Be a Mental Athlete Harness Your Brain Power to Improve Your Body’s Performace


Sports psychologist

Mental toughness: you may know it as willpower, resilience, determination — or even just guts. Whatever you call it, your mental toughness can make or break your physical performance.

The majority of elite athletes say that at least half of superior athletic performance stems from mental or psychological elements. It may be all in your head, but that doesn’t mean it doesn’t matter. And 83% of coaches classify mental toughness as the most critical psychological characteristic when it comes to effect on competitive success.

You can use mental skills training to develop your mental resilience and take greater control over your athletic outcomes: studies have shown that among the various influencing factors like fitness, weather, and nutrition, mental toughness is responsible for about 14% of your competitive results.

Clearly, the importance of mental training for athletes cannot be underestimated. Check out these tips for strengthening your willpower and maximizing your physical potential.

  1. Get motivated. There are two main types of motivation: intrinsic and achievement. Intrinsic motivation stems from within, and represents a desire to be self-determining. People who are intrinsically motivated are self starters, and don’t need much encouragement to give it their best.

    Achievement motivation can be further broken down into two camps. Those with achievement motivation may be driven by big opportunities to succeed, like a big game or high-profile competition. On the other hand, achievement motivation could also mean responding to challenges and potential failures — for these people, confidence may be overflowing for an easy task, but fly out the window when an obstacle appears.

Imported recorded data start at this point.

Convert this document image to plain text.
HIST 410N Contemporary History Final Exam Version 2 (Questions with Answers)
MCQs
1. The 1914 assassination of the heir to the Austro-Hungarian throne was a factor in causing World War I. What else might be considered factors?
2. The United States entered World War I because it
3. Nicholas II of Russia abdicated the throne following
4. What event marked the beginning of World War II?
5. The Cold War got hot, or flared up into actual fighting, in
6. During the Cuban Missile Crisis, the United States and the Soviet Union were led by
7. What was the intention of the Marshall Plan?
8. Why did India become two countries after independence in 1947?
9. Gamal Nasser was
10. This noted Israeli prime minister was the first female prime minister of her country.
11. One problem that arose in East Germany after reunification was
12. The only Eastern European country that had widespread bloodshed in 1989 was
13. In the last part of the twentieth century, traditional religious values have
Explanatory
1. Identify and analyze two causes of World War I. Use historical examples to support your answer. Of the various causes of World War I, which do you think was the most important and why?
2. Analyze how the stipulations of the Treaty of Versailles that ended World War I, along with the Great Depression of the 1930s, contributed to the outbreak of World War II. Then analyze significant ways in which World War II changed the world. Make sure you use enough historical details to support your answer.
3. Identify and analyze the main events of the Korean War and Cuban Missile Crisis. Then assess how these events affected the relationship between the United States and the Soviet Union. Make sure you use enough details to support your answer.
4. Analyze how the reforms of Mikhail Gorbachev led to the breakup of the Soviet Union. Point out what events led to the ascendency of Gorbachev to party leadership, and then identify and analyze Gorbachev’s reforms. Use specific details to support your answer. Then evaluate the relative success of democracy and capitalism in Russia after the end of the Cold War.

    If you can figure out what motivates you, you can more effectively train yourself to be tougher and handle more. Try focusing on smaller, achievable tasks like maintaining form, or eliminating potential stressors to allow you to direct all your attention to the main challenge in front of you.
  2. Get in your zone. World class athletes deal with the stress of a race by calming their minds: their brain wave activity resembles that of meditation. Conversely, the average person would respond to race-induced stress with brain wave activity levels near to those of panic.

    If you can get yourself into that cool headed, laser focused state, you’ll set yourself up for physical success. But achieving and maintaining a meditative state in spite of pressure, distractions, and pain requires training your brain, just as you train your body. Here are some key ways to get your mind ready for your body’s success.

    • Stay Positive. Focus your internal dialogue on positive thoughts and encouragement. Things that make you feel better about yourself have the power to make you perform better, too. If you think you can’t do something, you can’t.

      If staying positive sounds impossible to you, consider creating a mission statement for yourself. Something that gets you pumped up and ready to work and achieve can do wonders. Think about why you want to run a marathon, gain muscle, or compete in a certain contest. Make the “why” your mission statement, and repeat it to yourself every time you train, and whenever you find yourself dragging your feet.
    • Talk to yourself. Along those same lines, you need to get comfortable talking yourself up. Use second person: “You can do this. You are going to do your absolute best today.” Be your own coach, and use the kind of encouragement that works best for the kind of motivation you respond well to. The more you practice positive self-talk, the easier it will be for you to talk yourself into a rally in the big moment.
    • Visualize your success. Picture every step you need to take to achieve your goal of the moment, whether it’s a completed set or a completed marathon. Use your mind as a rehearsal space to prepare your body for the show.
    • Avoid routines. If you get too comfortable in a routine, you’ll never make any progress. Choose a few times a month to push yourself to your limit, and try new things regularly. Get used to facing unexpected challenges to prepare yourself to handle them well.

Developing mental toughness can be a long, often grueling process, but in the long run, it can only help your physical performance.